Maddy is an old lady who comes home from walking her dog to find a boy sitting on her settee. His identity and responses to the story she tells him provoke implicit questions which become insistently important. She begins with her childhood in what we infer to be a late 19th-century town by the sea. Given her name – Matilda Victoria Adelaide – it is no surprise that the spiritual world she draws upon for comfort is that of the Dreamtime, her main confidante being the mythical nargun. Her strict parents are emotionally barren towards their child, apart from a single year when her father flickers into life as he takes her on a world tour to answer the question, ‘What is the world’s most beautiful thing?’ She finds her most beautiful thing, for a while, with Feather, a boy she discovers on the beach cradling a pelican. He seems to have no history; he simply is. They marry, expect a child, but Maddy miscarries. The couple come to see that Feather’s notion of meaning differs from hers. He leaves in quest of contentment, which for him would be inward, self-absorbed. In time, Maddy sails after him, alone in a small sailing vessel, encountering as she voyages creatures of the deeps, with whom she converses, often amusingly. She needs to ask Feather a question: ‘How can you know love, and lose it, and go on living without it, and not feel the loss forever?’ Finding Feather brings Maddy answers to other questions about herself.

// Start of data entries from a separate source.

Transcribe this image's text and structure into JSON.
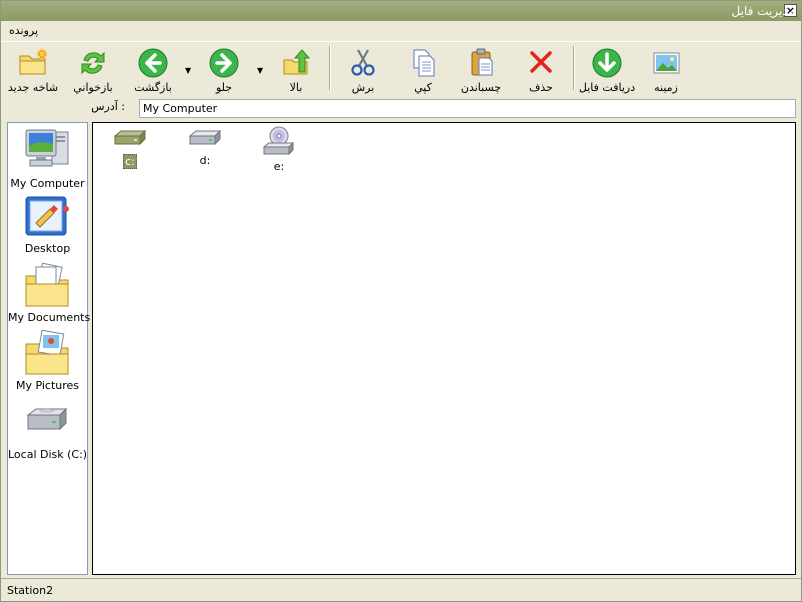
{
  "window": {
    "title": "مديريت فايل"
  },
  "menu": {
    "items": [
      {
        "label": "پرونده"
      }
    ]
  },
  "toolbar": {
    "new_folder": "شاخه جديد",
    "refresh": "بازخواني",
    "back": "بازگشت",
    "forward": "جلو",
    "up": "بالا",
    "cut": "برش",
    "copy": "کپي",
    "paste": "چسباندن",
    "delete": "حذف",
    "download": "دريافت فايل",
    "background": "زمينه"
  },
  "address": {
    "label": ": آدرس",
    "value": "My Computer"
  },
  "places": [
    {
      "label": "My Computer"
    },
    {
      "label": "Desktop"
    },
    {
      "label": "My Documents"
    },
    {
      "label": "My Pictures"
    },
    {
      "label": "Local Disk (C:)"
    }
  ],
  "drives": [
    {
      "label": "c:",
      "selected": true
    },
    {
      "label": "d:"
    },
    {
      "label": "e:"
    }
  ],
  "status": {
    "text": "Station2"
  },
  "colors": {
    "titlebar": "#8D9A64",
    "selection": "#8D9A64",
    "delete_red": "#E2261B",
    "nav_green": "#3BB54A"
  }
}
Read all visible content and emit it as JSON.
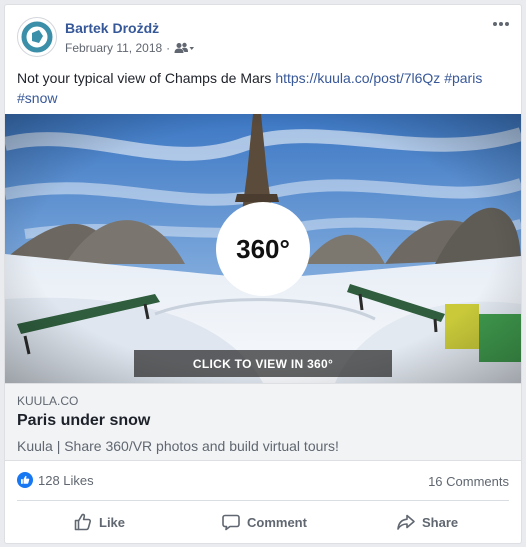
{
  "post": {
    "author": "Bartek Drożdż",
    "date": "February 11, 2018",
    "audience_icon": "friends-icon",
    "text_prefix": "Not your typical view of Champs de Mars ",
    "link": "https://kuula.co/post/7l6Qz",
    "hashtag_paris": "#paris",
    "hashtag_snow": "#snow"
  },
  "media": {
    "badge": "360°",
    "cta": "CLICK TO VIEW IN 360°"
  },
  "link_preview": {
    "domain": "KUULA.CO",
    "title": "Paris under snow",
    "description": "Kuula | Share 360/VR photos and build virtual tours!"
  },
  "stats": {
    "likes": "128 Likes",
    "comments": "16 Comments"
  },
  "actions": {
    "like": "Like",
    "comment": "Comment",
    "share": "Share"
  },
  "colors": {
    "author": "#365899",
    "link": "#385898",
    "like_blue": "#1877f2",
    "avatar_teal": "#3b8fa8"
  }
}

At this point, Maddy’s story can now shift from a world where literal truth is never certain to the absolute realities of World War One. Maddy has grown to live with her own vulnerability – knowing there is no continuing solution to that all-important question. Not without regret, she chooses a life alone, nursing the wounded and a subsequent medical career restoring sight to others.
It is impossible here to reflect the beauty of this text – the notes above might suggest pretension. You need to taste Hartnett’s language, to live the pace of the story, to test its apparent simplicity. You need to dwell within the form of the – what? Poem, allegory, fable, sustained metaphor – each of these. As with all enduring stories, it feels like a gift. Haunting indeed.